AI Text-to-Speech Can Now 'Unlearn' Voices to Combat Audio Deepfakes

The Rise of Audio Deepfakes and Voice Cloning

Recent breakthroughs in AI have enabled text-to-speech systems to replicate voices with striking realism, mimicking natural intonations and speech patterns. This technology allows anyone’s voice to be reproduced from just a few seconds of audio, raising concerns over misuse in scams, disinformation, and harassment.

Introducing Machine Unlearning for Speech

A novel approach called "machine unlearning" aims to teach AI models to forget specific voices, effectively preventing the AI from replicating them. This technique not only removes particular voice data from the model’s training but can also stop the model from mimicking voices it was never trained on.

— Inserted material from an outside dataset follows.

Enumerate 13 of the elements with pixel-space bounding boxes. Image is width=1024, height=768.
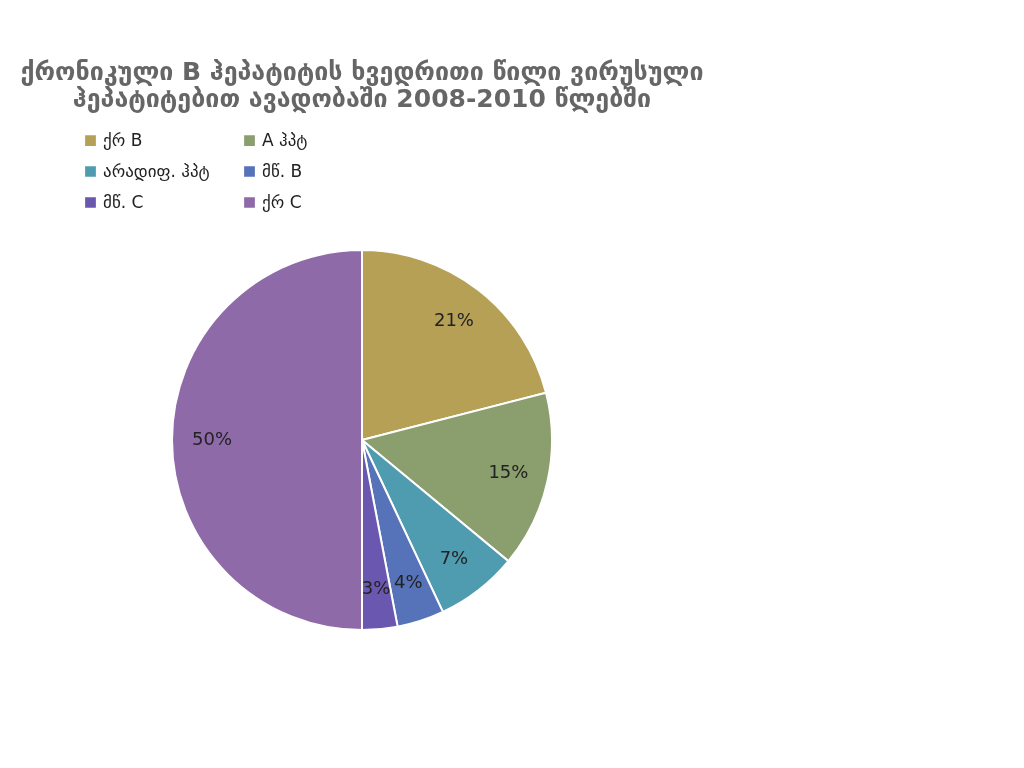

How Machine Unlearning Works

Traditional AI companies rely on guardrails to prevent misuse, filtering inputs and outputs for disallowed content. Machine unlearning takes a different approach: it modifies the original AI model by removing the influence of specific training data, creating a new model that behaves as if it never learned that data.

Challenges with Zero-Shot Text-to-Speech Models

Modern text-to-speech models operate in "zero-shot" mode, meaning they can mimic voices outside their training data given a small voice sample. Unlearning, therefore, must erase these voices’ influence without degrading the model’s ability to mimic other permitted voices.

Demonstration with VoiceBox Model

Researchers at Sungkyunkwan University applied machine unlearning to a recreation of Meta’s VoiceBox model. When prompted to reproduce a "forgotten" voice, the model instead responds with a random voice it generates itself. This method reduces the similarity to the forgotten voice by over 75%, while only slightly (2.8%) reducing performance for allowed voices.

Practical Considerations and Limitations

The unlearning process can take several days per voice and requires approximately five minutes of audio per speaker to be forgotten. The technique replaces forgotten voice data with high randomness to prevent reverse engineering. However, there is an inherent trade-off between the model’s forgetfulness and its overall usability.

Future Prospects

Although still in early stages, machine unlearning shows promise for real-world deployment to combat voice-based fraud and abuse. Researchers are actively seeking faster and more scalable solutions to make voice unlearning practical for widespread use.